- Interactive map of Brighton
- Coordinates: 52°7′27″N 106°33′16″W﻿ / ﻿52.12417°N 106.55444°W
- Country: Canada
- Province: Saskatchewan
- City: Saskatoon
- Suburban Development Area: Holmwood
- Neighbourhood: Brighton
- Annexed: 2010
- Construction: 2016 - present

Government
- • Type: Municipal (Ward 8)
- • Administrative body: Saskatoon City Council
- • Councillor: Sarina Gersher

Area
- • Total: 3.51 km^{2} (1.36 sq mi)

Population
- • Average Income: $
- Time zone: UTC-6 (UTC)

= Brighton, Saskatoon =

Brighton is a neighbourhood in Saskatoon, Saskatchewan, and is the first of several communities planned for the Holmwood Suburban Development Area on the east side of the city. As of 2022, it is under construction.

The land where Brighton exists was annexed by the city from the surrounding rural municipality of Corman Park in 2010. The community is bordered by College Drive to the north, 8th Street East to the south, the neighbourhood of College Park East to the west and southwest and McOrmond Drive to the east (the roadway having been realigned for the purpose).

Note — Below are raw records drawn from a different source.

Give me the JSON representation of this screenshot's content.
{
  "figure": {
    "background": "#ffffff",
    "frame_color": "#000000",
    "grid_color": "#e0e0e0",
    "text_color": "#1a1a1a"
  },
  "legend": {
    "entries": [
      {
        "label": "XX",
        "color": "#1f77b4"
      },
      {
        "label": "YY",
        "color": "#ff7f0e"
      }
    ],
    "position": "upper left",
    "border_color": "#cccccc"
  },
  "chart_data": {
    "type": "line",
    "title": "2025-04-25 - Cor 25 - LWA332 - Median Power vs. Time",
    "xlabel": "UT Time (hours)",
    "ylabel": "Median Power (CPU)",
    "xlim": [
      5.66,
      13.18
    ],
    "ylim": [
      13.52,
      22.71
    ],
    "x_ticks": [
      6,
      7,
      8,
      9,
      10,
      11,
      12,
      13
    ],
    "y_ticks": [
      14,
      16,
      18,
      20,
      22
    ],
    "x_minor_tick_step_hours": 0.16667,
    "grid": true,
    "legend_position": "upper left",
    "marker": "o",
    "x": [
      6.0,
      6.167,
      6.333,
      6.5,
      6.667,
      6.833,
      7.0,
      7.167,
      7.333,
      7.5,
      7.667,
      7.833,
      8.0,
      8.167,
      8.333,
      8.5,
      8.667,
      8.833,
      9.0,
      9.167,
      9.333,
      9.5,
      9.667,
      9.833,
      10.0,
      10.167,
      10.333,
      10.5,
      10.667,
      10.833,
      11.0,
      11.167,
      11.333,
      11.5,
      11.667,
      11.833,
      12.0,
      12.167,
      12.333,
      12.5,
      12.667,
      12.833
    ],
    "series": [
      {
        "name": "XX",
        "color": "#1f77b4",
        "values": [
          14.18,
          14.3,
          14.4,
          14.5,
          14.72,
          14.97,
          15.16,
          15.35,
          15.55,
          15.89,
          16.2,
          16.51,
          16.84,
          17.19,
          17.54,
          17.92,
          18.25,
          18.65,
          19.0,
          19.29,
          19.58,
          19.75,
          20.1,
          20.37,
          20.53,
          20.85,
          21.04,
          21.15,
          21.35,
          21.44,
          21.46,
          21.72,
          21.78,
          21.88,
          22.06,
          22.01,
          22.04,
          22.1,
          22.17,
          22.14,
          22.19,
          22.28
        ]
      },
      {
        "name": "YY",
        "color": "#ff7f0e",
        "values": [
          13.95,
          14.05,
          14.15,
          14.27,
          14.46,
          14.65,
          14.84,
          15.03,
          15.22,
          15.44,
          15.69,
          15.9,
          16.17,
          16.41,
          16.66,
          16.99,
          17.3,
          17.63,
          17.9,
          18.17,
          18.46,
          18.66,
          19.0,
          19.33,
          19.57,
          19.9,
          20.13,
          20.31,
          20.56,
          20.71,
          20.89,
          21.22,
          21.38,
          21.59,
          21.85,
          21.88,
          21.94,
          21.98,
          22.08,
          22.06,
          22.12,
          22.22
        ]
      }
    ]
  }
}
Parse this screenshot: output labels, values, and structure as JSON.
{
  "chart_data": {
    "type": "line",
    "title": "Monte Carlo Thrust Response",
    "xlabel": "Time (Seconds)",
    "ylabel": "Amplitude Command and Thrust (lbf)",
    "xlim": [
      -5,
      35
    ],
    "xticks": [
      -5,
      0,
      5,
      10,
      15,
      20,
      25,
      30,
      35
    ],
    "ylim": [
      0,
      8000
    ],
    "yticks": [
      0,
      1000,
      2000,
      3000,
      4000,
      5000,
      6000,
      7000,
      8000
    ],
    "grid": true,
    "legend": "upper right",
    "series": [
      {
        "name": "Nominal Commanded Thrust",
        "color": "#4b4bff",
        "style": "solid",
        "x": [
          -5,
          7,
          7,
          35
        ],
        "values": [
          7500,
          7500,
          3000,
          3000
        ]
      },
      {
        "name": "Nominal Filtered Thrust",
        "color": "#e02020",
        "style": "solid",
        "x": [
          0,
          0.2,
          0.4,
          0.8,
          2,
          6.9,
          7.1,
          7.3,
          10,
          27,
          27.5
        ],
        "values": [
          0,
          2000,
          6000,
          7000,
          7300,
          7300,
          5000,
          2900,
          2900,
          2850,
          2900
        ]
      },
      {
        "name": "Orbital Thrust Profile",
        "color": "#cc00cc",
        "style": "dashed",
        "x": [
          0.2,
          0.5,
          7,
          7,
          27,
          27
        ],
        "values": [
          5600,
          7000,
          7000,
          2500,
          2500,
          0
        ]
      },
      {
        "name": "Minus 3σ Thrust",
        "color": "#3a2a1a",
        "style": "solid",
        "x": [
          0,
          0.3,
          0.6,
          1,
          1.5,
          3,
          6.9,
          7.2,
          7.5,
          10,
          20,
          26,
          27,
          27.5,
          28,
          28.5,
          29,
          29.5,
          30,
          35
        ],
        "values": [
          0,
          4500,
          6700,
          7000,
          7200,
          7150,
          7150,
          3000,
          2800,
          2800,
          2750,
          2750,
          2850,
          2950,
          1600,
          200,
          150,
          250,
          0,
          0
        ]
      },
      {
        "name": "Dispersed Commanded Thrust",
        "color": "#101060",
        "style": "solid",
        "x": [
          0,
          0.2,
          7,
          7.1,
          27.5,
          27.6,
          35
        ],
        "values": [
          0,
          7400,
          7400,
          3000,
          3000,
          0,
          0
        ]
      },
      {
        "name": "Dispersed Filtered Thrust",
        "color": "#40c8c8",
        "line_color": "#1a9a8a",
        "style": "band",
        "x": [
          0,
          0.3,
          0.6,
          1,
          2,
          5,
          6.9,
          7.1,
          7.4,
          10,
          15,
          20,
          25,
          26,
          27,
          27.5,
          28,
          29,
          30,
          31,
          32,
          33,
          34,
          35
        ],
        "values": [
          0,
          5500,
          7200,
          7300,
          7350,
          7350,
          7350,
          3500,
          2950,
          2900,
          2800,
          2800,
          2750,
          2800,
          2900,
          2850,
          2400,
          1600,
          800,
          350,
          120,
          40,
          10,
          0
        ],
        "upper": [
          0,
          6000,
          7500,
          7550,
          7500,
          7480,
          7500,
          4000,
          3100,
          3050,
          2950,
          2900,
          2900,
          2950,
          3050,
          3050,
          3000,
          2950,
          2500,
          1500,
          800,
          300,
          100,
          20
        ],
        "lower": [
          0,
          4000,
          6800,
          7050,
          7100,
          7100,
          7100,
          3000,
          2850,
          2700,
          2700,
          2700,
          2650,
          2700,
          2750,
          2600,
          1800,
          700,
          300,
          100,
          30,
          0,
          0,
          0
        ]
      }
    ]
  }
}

When completed, Brighton will be a primarily residential community, with some regional commercial development on its north (College Drive) and south (8th Street East) sides. As of 2018 the first commercial development at College and McOrmond is under way, with a movie theatre and other retail businesses joining some retail that predates the development of Brighton. Some office development already exists along 8th Street, again predating Brighton (and, indeed, the area's annexation), with increased construction expected in the near future.

The community will feature a "neighbourhood village", an area of mixed-use commercial buildings and public space. 55% of off-street parking will be underground, enclosed, covered or within permitted buildings.